Sir John WALLOP, Knight

Born: ABT 1490, South Ockendon, Sussex, England

Died: 11 Jul 1551, Guisnes, Essex, England

Notes: Knight of the Garter.

Father: Stephen WALLOP

Mother: Dau. ASHLEY

¿Married 1: Elizabeth St. JOHN (C. Kildare)?

Married 2: Elizabeth HARLESTON (d. 1552) (dau. of Clement Harleston and Margaret Teye) 8 Jun 1529


English soldier and diplomatist, belonged to an old Hampshire family. Adopting the profession of arms, he commanded ships which took part in the war between England and France in 1513 and 1514.

After the French fleet had raised and burnt Brighton on the Sussex coast in 1513 in the reign of Henry VIII, Sir John Wallop was ordered by the King to carry out a reprisal raid. Sir John sailed with his fleet to Normandy with 800 men only, where he is reported to have burnt twenty-one towns and villages, and to have demolished several harbours, and all the French Ships in the Ports of Staples, Fraport. Ever since, the name Wallop has been synonymous with a beating or good hiding.

Later he served the King of Portugal against the Moors, and then he fought for his own sovereign in Ireland and in France.

In 1526 Wallop began his diplomatic career, being sent on an errand to Germany by Henry VIII, and from 1532 to 1541 he passed much of his time in Paris and elsewhere in France as the representative of the English king.

He had married his second wife, Elizabeth Harleston, Harleston, or Harlesden, at Windsor, in 1529. She was the daughter of Clement Harlestone of Okinden (b. 1493 - d. 24 Oct 1544), Essex and Margaret Teye. Elizabeth was often with him in France and often traveled back and forth. In 1532, she was one of Anne Boleyn’s attendants when Anne, as Marquess of Pembroke, visited France with King Henry VIII. She was in the funeral process of Queen Jane Seymour in 1537. Her sister, Margaret Harlestone, married Roger Ascham.

The Priory of St Nicholas, Barlynch, was dissolved in Feb 1536, and by Jul 1537, John Berwick, the Prior had been assigned a pension of 20 marks. After the Dissolution the site was granted by the King to Sir John Wallop.

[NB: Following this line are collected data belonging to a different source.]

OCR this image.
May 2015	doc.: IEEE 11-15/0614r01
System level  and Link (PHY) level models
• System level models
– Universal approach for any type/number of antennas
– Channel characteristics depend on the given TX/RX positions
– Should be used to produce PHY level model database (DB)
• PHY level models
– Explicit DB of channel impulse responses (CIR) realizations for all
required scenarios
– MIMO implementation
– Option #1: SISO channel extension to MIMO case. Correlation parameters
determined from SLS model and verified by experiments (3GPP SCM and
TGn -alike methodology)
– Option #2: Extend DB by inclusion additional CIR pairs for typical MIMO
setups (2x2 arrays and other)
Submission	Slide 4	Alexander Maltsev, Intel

Henry spent the windfall from the sale of monastic lands on an expanded building and decoration programme centred in and around London. The French King's latest building projects, such as the decoration of the chateau of Chambord, were not the model for, but gave added impetus to, the work at Whitehall and the palace of Nonesuch. On occasions, Francois discussed Henry's building ideas with his Ambassador, Sir John Wallop, to whom he also gave a guided tour of his private gallery and baths at Fontainebleau. He offered to send Henry marble and the moulds for busts of several Roman emperors which he was expecting from Italy.

Wallop filled several other public positions, including that of lieutenant of Calais, before Jan 1541, when he was suddenly arrested on a charge of treason; his offence, however, was not serious and in the same year he was made captain of Guines.

His wife Elizabeth wrote on 8 Aug 1538 from Farleigh in Hampshire to Lady Lisle in Calais. She was obviously on intimate terms with the whole family and writes of Lady Lisle’s daughter, Anne Bassett, that “there is no doubt but she shall come to some great marriage”. She also refers to the Countess of Sussex’s recent miscarriage. Anne Bassett was at that time living in the Sussex household. In Mar 1541, when Lady Wallop was at their house in Calais, Sir John Wallop was placed under house arrest in England on vague charges stemming from the seizure of Lord Lisle’s papers in Calais the previous year. He was pardoned and released within a few weeks.

In 1543 he led a small force to help the Emperor Carlos V in his invasion of France, and he remained at his post at Guines until his death there. Sir John had no children by either of his wives.